CUSTOM KAWASAKI
Turning a ratty Z650 into this stripped-to-the-bones café racer meant doing a full restoration on the engine first before the custom work could begin
Non-running Z650 modified into a café racer in a Foundry
FOUNDRY MOTORCYCLE in Chichester have a reputation for creating some of the coolest bikes on the so called neo-custom bike scene. They create unique and superclean streetrackers, scramblers, café racers or bobbers and are happy working on newworld retro bikes or customising old classics. This reworked 1977 Kawasaki Z650 B1 is typical of their work – a case of resurrecting an otherwise defunct classic that might have been destined for the breaker’s yard. Tom Simpson, the former blacksmith who owns Foundry Motorcycle, established his company with a simple ethos – not sticking rigidly to a formula to keep everything fresh. “I think my smithy background comes through,” he says. “It’s more organic rather than bolt-on. Most of the stuff on my bikes I make right here. I always make the exhausts flow in a particular way. I make all my own subframes. If I keep building the same over and over I could make more money, but each time I try to do something it’s different.” On the subject of this Kawasaki, he explains: “A regular customer of ours called Gary, who we’d previously built a T100 for, brought us this very neglected, non-running Kawasaki Z650 which he’d gone out and bought because he fancied having a go at building a café racer in his own shed. But fortunately for us, he’s far better at building houses than he is at building motorcycles. “But with a secondhand bike like this, it meant we had a lot of repair work to do before the build proper could get underway. Luckily, Gary had already arranged to have the scruffy, non-running engine fully rebuilt, so that was fully stripped and built from the ground up, taking it out to a 750cc lump along the way, with every single component being worked on.

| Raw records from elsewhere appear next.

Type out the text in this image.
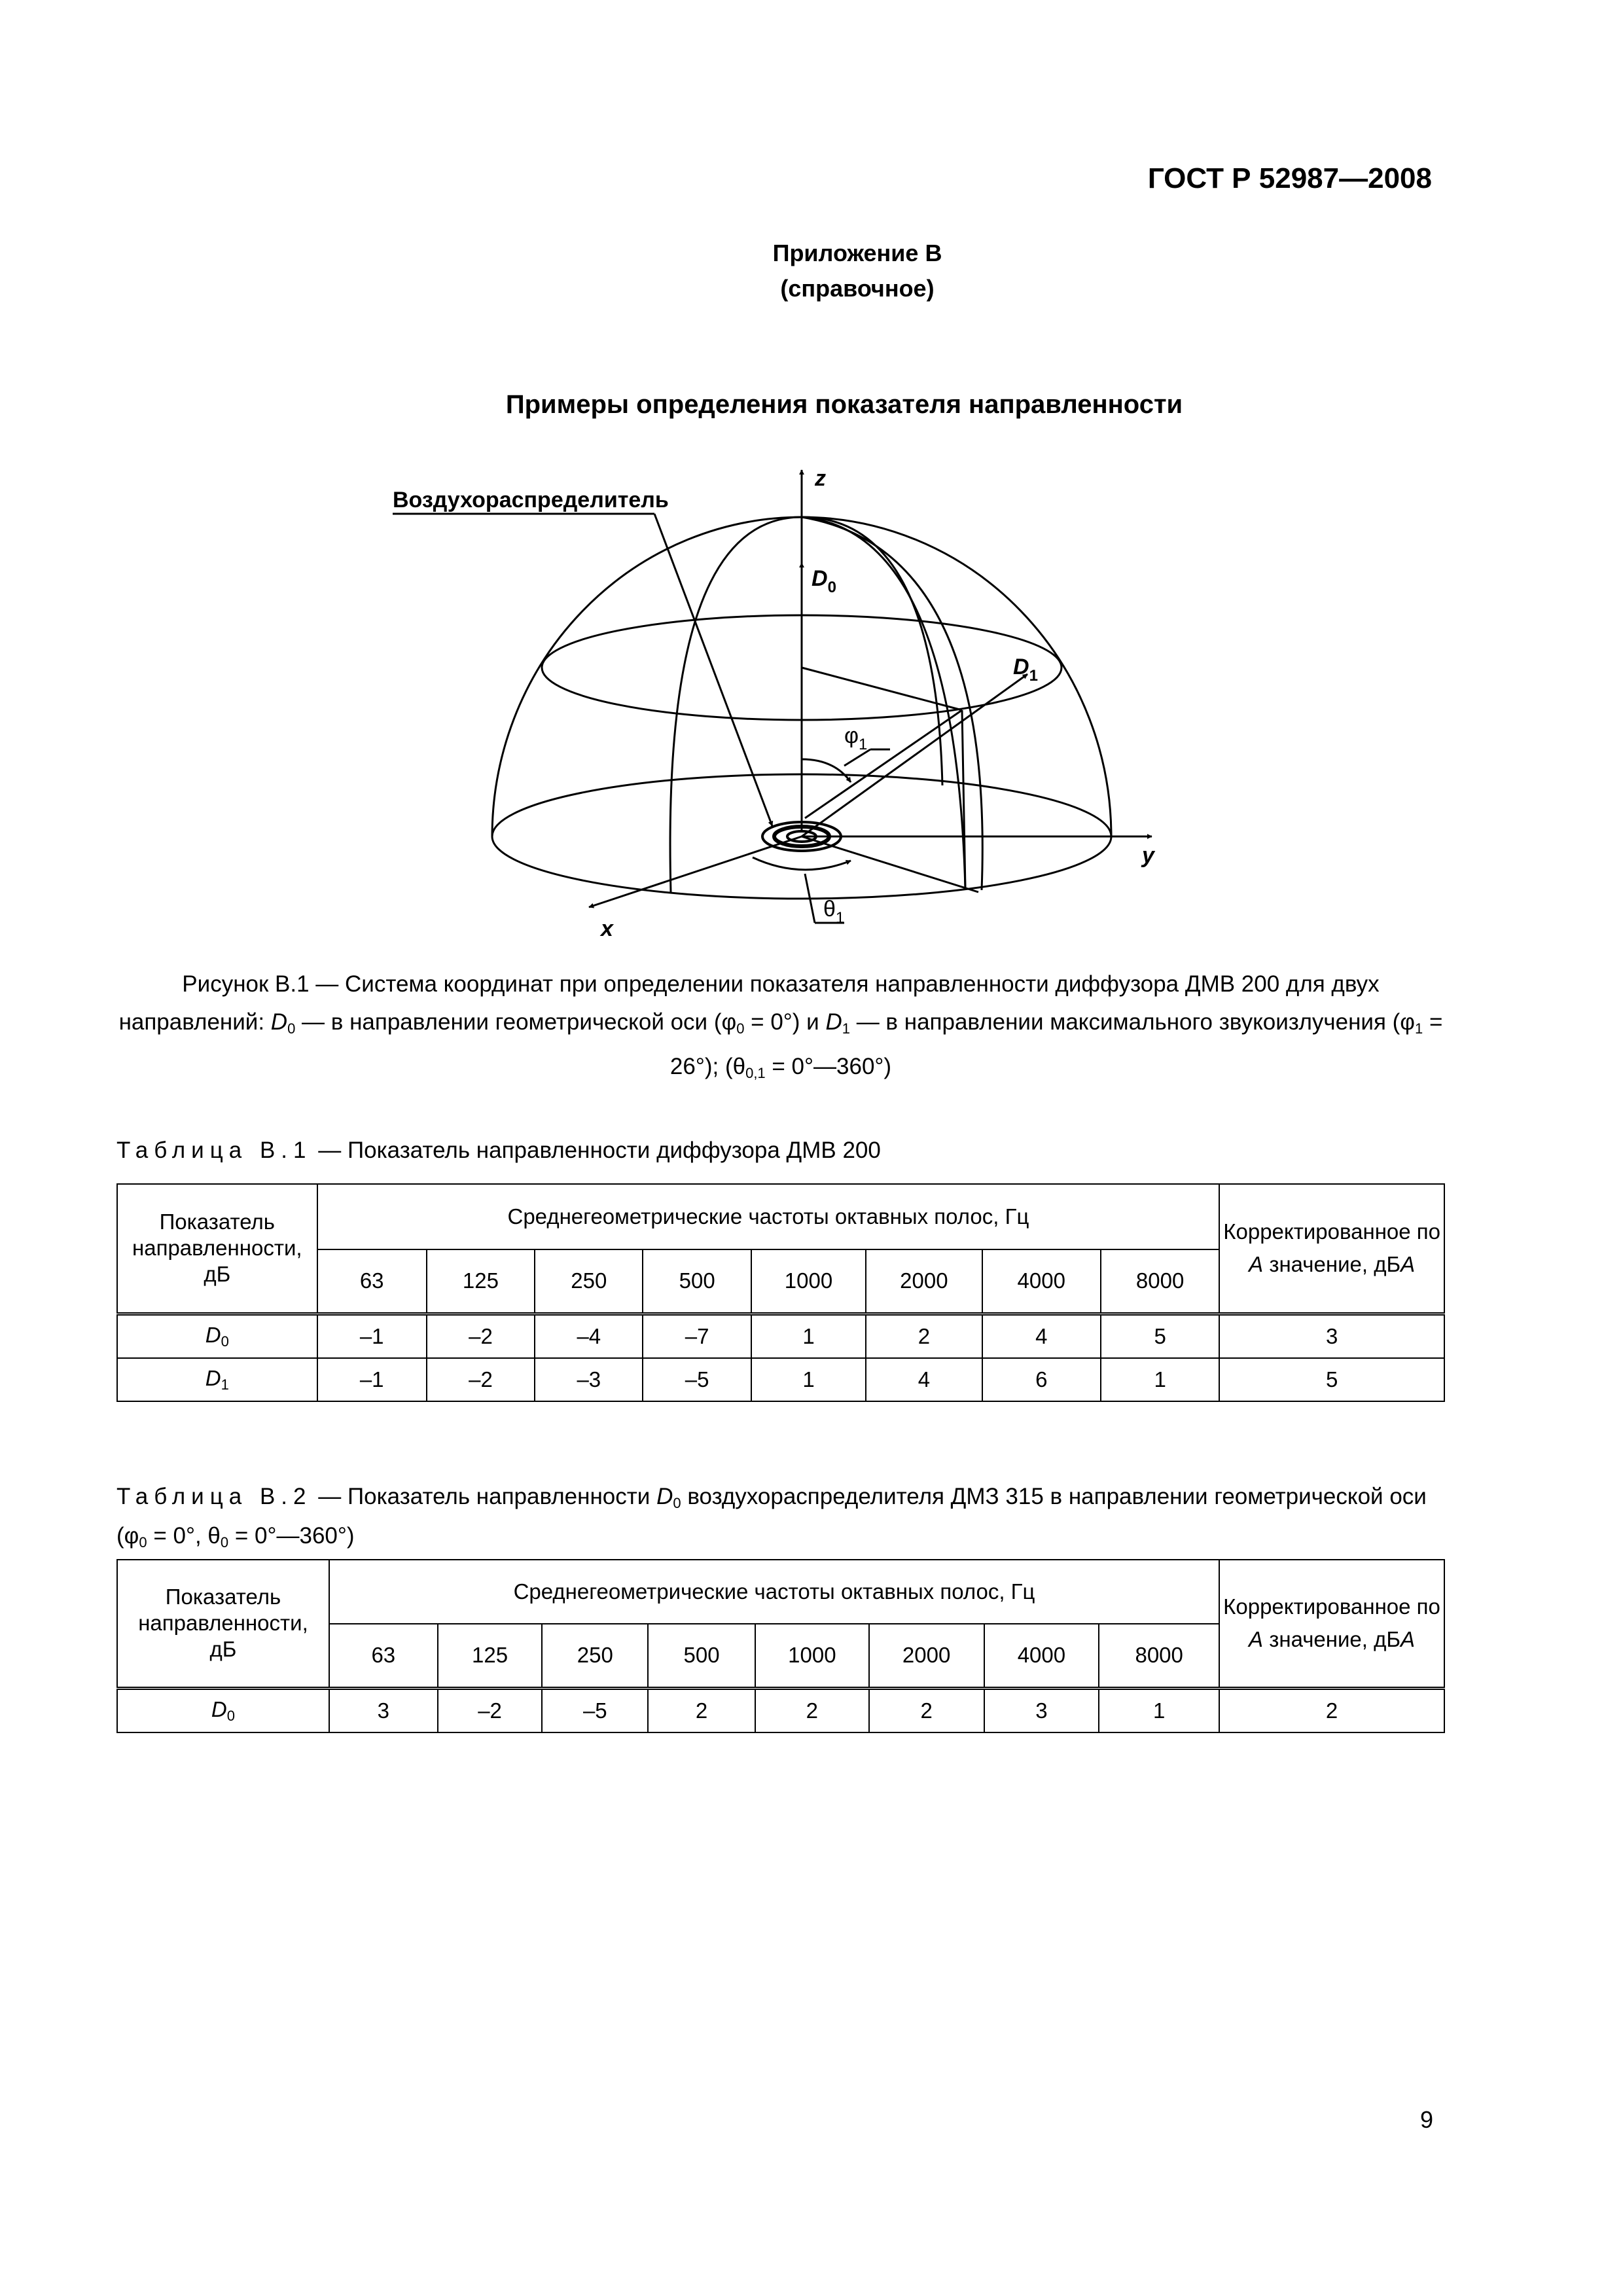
ГОСТ Р 52987—2008
Приложение В
(справочное)
Примеры определения показателя направленности
Воздухораспределитель
z
y
x
$D_0$
$D_1$
$\varphi_1$
$\theta_1$
Рисунок В.1 — Система координат при определении показателя направленности диффузора ДМВ 200 для двух направлений: $D_0$ — в направлении геометрической оси $(\varphi_0 = 0^\circ)$ и $D_1$ — в направлении максимального звукоизлучения $(\varphi_1 = 26^\circ)$; ($\theta_{0,1}$ = 0°—360°)
Таблица В.1 — Показатель направленности диффузора ДМВ 200
Показатель направленности, дБ	Среднегеометрические частоты октавных полос, Гц								Корректированное по А значение, дБА
	63	125	250	500	1000	2000	4000	8000	
$D_0$	–1	–2	–4	–7	1	2	4	5	3
$D_1$	–1	–2	–3	–5	1	4	6	1	5
Таблица В.2 — Показатель направленности $D_0$ воздухораспределителя ДМЗ 315 в направлении геометрической оси ($\varphi_0 = 0^\circ$, $\theta_0$ = 0°—360°)
Показатель направленности, дБ	Среднегеометрические частоты октавных полос, Гц								Корректированное по А значение, дБА
	63	125	250	500	1000	2000	4000	8000	
$D_0$	3	–2	–5	2	2	2	3	1	2
9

A second engine came with the bike, so we had something to build the rolling chassis around.” The customer’s original request was for Foundry to assemble a fairly basic bike as a ‘quick build’, but Tom soon convinced him to allow them to create something with a little more style that would make a truly unique one-off custom. “Gary’s a pretty patient guy, which is good because the simplest, cleanest-looking bikes always take the longest to get looking right and we always end up having ideas that result in a massive amount of work for us to do. “I think the end result is well worth it, though. We all love the way it’s turned out. It’s a great-looking bike with loads of neat details that you won’t spot at first glance.”